Mallory aboard the Ishtar and Chloris and Zeno aboard the Us’ns were unsurprised to find two-thirds of their crews still aboard: Draft Boards had been activated, naturally, so that afloat for most of them was as good as ashore in this godforsaken Jersey area distinguished only by the archaic Fisherme
n’s Cove. Activating their watch-people, they got back full crews within two hours, and weighed anchors immediately. Both yachts went on skimmer-drive, by special authority of the commodore, who wanted to be at Blois real quick and wanted Chloris and Zeno with him.
The unusual action made an officers’ call imperative, and Mallory called them right after lunch. A few had to be duty-absent, but most were there—including American black Captain Clarice Vanderkilt and her French white executive officer Commander Jean Duval. As the flagship, the Ishtar was naturally the biggest yacht in the fleet: forty-one meters in length, nine in beam, and carrying a crew of ten officers, twelve petty officers, and twenty-seven others—all neatly balanced racially; ethnically, and sexually. The flagship had to set the RP pattern. (Religious balance had been ignored, it was whatever it happened to be: three balance-factors are more than enough for any purpose that is practical.)

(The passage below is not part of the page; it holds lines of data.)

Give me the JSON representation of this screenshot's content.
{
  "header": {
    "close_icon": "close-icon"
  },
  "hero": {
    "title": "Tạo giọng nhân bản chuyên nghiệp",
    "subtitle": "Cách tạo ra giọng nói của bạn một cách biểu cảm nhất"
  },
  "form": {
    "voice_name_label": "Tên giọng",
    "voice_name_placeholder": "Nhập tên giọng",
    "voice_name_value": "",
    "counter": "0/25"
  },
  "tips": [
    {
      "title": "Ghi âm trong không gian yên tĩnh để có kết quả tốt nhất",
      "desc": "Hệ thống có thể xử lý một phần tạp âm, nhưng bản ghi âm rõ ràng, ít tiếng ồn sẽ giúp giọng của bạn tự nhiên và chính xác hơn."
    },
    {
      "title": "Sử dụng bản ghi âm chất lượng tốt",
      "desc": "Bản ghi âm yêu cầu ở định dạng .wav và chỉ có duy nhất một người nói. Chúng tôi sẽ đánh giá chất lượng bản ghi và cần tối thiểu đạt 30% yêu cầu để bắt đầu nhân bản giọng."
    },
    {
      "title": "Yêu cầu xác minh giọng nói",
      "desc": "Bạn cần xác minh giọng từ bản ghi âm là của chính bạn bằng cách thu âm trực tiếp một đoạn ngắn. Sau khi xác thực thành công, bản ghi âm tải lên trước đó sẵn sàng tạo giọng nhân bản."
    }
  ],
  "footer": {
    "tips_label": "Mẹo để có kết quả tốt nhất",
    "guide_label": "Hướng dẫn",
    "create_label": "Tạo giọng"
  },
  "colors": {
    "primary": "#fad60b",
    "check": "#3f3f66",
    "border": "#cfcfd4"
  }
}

To his officers, Mallory crisped the gist of his reific dream. He then told them candidly: “This could be a big pfoof, in which case I’ll report to the fleet psychiatrists and you can elect a temporary commodore. But I have an excessively strong feeling that Guru Kali is involved, that it is not a pfoof, that trouble is threatening all of us and maybe more than all of us. Beyond that I haven’t the foggiest, and hence the conclave at Blois. Some of you will be there, of course, and I want to encourage you now to be talkative with anything pertinent; but I also want to approach Blois with any advance prepping I can get, and I now welcome random brainstorming.”
When that elicited nothing except a few lambencies from even the best of them (and they were all good), Mallory told them: “Okay, don’t feel bad, I can’t do any better yet. Back-burner it, and fait me individually if a thought-bubble blubs up in your subconscious mud. Be as ready as you can for Blois; churn up all your background about anything.